R.D. Olson Development
Synopsis:Physical to Virtual migration of 4 servers; upgraded windows domain and e-mail messaging software
R.D. Olson Development, headquartered in Irvine, CA, is a leading owner and developer of hotel, high density residential, office, retail, and mixed-use income properties throughout the U.S. For the past 10 years, the company has grown a diverse investment portfolio and earned a reputation for delivering profitable real estate solutions, building unique destinations, and above all, creating value.
R. D. Olson Development was looking to consolidate their server infrastructure as well as upgrade server application software in tandem. The server hardware was becoming outdated and R. D. Olson Development was wanting to utilize resources available on their existing virtual infrastructure from their parent company, R. D. Olson Construction. The R. D. Olson Development network consisted of 4 physical HP servers (a combination of DL380 and DL360 G5 servers consisting of 1 Windows 2003 Domain controller, 1 Exchange 2003 Server, 1 Windows 2003 File server and 1 Windows 2003 Terminal Server) along with 10-20 users, both in house and remote.
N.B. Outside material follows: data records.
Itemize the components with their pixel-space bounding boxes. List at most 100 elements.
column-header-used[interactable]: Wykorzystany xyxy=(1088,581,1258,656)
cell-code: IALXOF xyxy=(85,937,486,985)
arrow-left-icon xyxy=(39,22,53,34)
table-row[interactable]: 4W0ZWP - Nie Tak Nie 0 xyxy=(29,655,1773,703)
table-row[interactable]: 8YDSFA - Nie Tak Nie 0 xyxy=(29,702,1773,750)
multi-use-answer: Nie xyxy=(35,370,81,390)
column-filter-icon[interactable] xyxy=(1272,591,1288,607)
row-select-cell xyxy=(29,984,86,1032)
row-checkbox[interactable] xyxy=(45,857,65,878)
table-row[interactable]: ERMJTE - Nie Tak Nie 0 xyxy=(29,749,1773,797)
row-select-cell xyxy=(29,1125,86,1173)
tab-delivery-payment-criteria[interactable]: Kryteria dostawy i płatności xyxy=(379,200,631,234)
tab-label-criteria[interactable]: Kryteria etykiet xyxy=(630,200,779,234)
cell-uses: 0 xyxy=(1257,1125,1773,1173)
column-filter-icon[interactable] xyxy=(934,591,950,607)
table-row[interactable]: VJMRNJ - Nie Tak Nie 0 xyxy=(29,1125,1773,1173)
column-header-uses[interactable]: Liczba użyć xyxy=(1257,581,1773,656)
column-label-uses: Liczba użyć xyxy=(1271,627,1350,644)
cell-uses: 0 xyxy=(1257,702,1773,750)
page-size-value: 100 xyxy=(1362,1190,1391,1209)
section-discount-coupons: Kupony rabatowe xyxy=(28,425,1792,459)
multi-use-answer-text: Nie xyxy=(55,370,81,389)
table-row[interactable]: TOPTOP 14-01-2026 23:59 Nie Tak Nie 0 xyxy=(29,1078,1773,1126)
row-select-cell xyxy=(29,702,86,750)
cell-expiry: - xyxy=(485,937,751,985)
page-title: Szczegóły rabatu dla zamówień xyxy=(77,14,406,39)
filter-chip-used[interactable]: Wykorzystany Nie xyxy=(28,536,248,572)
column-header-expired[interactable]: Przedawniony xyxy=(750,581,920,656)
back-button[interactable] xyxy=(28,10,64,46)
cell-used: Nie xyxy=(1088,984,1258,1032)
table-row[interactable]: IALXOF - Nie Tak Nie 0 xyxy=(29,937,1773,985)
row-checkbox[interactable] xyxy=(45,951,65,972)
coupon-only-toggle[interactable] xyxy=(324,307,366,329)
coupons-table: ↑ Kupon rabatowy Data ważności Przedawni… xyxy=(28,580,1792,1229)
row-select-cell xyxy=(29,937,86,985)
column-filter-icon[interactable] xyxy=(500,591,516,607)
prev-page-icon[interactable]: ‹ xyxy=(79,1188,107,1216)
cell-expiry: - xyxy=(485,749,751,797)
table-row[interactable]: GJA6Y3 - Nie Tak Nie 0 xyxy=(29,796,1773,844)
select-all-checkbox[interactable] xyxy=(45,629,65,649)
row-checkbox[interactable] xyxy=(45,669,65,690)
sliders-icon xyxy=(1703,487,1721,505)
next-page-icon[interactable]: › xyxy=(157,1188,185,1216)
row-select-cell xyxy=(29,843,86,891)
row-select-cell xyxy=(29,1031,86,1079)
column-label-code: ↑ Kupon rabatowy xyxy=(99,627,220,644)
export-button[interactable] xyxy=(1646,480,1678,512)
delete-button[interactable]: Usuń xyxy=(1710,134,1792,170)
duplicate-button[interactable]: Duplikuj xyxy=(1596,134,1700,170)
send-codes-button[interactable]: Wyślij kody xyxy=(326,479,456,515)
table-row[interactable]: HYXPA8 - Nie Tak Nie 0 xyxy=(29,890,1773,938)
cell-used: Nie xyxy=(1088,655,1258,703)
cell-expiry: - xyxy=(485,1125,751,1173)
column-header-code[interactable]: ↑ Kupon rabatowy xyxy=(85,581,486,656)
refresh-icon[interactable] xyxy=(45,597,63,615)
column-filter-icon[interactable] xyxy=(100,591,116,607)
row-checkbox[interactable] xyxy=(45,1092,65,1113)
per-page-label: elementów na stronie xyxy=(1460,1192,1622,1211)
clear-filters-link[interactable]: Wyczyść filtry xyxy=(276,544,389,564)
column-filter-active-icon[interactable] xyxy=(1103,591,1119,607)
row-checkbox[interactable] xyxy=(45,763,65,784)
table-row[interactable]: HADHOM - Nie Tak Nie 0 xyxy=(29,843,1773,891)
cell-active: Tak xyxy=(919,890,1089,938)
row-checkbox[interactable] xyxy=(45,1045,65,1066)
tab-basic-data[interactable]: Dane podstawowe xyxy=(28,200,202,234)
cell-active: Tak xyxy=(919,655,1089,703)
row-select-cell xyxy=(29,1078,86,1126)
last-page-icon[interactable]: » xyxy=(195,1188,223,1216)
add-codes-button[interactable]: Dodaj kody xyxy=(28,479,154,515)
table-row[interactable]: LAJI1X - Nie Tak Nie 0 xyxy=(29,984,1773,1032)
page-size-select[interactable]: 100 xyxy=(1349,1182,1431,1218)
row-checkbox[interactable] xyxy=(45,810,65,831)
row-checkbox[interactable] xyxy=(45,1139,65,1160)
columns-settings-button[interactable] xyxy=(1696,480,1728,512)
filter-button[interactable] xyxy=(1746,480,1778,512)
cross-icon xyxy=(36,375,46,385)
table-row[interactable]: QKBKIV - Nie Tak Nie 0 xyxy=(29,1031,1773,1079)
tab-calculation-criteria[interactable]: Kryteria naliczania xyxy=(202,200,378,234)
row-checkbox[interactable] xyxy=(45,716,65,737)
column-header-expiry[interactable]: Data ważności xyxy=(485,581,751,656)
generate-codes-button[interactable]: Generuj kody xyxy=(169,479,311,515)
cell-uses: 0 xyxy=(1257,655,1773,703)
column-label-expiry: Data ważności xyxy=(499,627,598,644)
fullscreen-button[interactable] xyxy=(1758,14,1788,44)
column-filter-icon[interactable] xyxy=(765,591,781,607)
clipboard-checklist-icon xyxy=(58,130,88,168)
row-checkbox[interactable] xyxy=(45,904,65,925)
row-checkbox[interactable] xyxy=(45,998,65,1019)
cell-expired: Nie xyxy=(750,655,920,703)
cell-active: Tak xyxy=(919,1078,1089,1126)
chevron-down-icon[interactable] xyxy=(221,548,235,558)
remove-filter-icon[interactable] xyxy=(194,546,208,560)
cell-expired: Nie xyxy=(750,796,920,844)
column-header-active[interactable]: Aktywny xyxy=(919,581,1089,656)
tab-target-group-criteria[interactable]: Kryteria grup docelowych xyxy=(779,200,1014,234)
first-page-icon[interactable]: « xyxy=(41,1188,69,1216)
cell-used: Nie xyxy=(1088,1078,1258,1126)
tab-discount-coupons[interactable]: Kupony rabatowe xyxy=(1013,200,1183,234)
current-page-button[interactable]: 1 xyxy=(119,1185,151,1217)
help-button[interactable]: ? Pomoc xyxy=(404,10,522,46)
The company wanted to upgrade their Windows infrastructure, including Exchange, to take advantage of new features from both an operating system and application perspective as well as support for newer mobile devices.
Synegi modified R. D. Olson Construction’s virtual infrastructure to include networking support for R. D. Development. The requirement was to keep both companies separate logically while utilizing existing infrastructure hardware. 4 new Windows 2008 R2 virtual machines were created (New Domain Controller, New Exchange 2010 server, New Remote Desktop Services server, New File server) on the existing vSphere cluster (2 x DL380 G6 servers). During the domain controller migration, Active directory was upgraded from 2003 to 2008 R2 and the schema was also extended to support the installation of Exchange 2010 in the environment. Exchange mailboxes were migrated from Exchange 2003 to the new Exchange 2010 server. File server data was migrated to the new server and network shares were re-established. All other networking services (DNS/DHCP/Print) were configured appropriately on the new servers and the old servers were decommissioned and removed from the network, per Microsoft best practices. All the new virtual machines were placed on a new iSCSI volume configured on the HP StoreVirtual SAN.
The new servers and software has improved overall performance and user experience. Having upgraded Active Directory to the latest version, more group policy features were available to improve the logon experience on the workstations as well as enforce new security features. The upgrade to Exchange 2010 improved user e-mail experience inside as well as outside the office with Outlook Anywhere and support for newer mobile devices. Remote Desktop Services (Formerly terminal services) improved the remote user experience, which included quicker logon times and faster performance, based on user feedback. With R. D. Olson Development’s infrastructure now virtualized and running upon a clustered VMware vSphere infrastructure, some protection was gained in terms of being protected by VMware HA and by the use of HP StoreVirtual SAN snapshots. The ability to easily upgrade VM resources (virtual CPU and virtual Memory) in the event VM performance comes in to question, was also gained.
- Older versions of Active Directory and Microsoft Exchange lacked new features.
- Need to upgrade outdated physical HP servers.
- Need to virtualize new server environment and consolidate.
- Utilize existing SAN and VMware virtual infrastructure
- HP DL380 G6 Servers.
- HP StoreVirtual SAN (P4500G2 SAN running LefthandOS)
- Windows Server 2008 R2.
- Active Directory 2008 R2
- Exchange 2010 Standard
- Migrate to virtual machines running upon HP servers.
- Upgrade Active Directory from 2003 to 2008 R2.
- Upgrade Exchange 2003 to Exchange 2010 with Archive mailboxes.
- Faster, efficient servers and user experience.
- Protection from SAN snapshots and flexibility of new servers running in a virtualized environment.
- Savings increase and reduced power consumption as 4 physical servers were removed from the environment.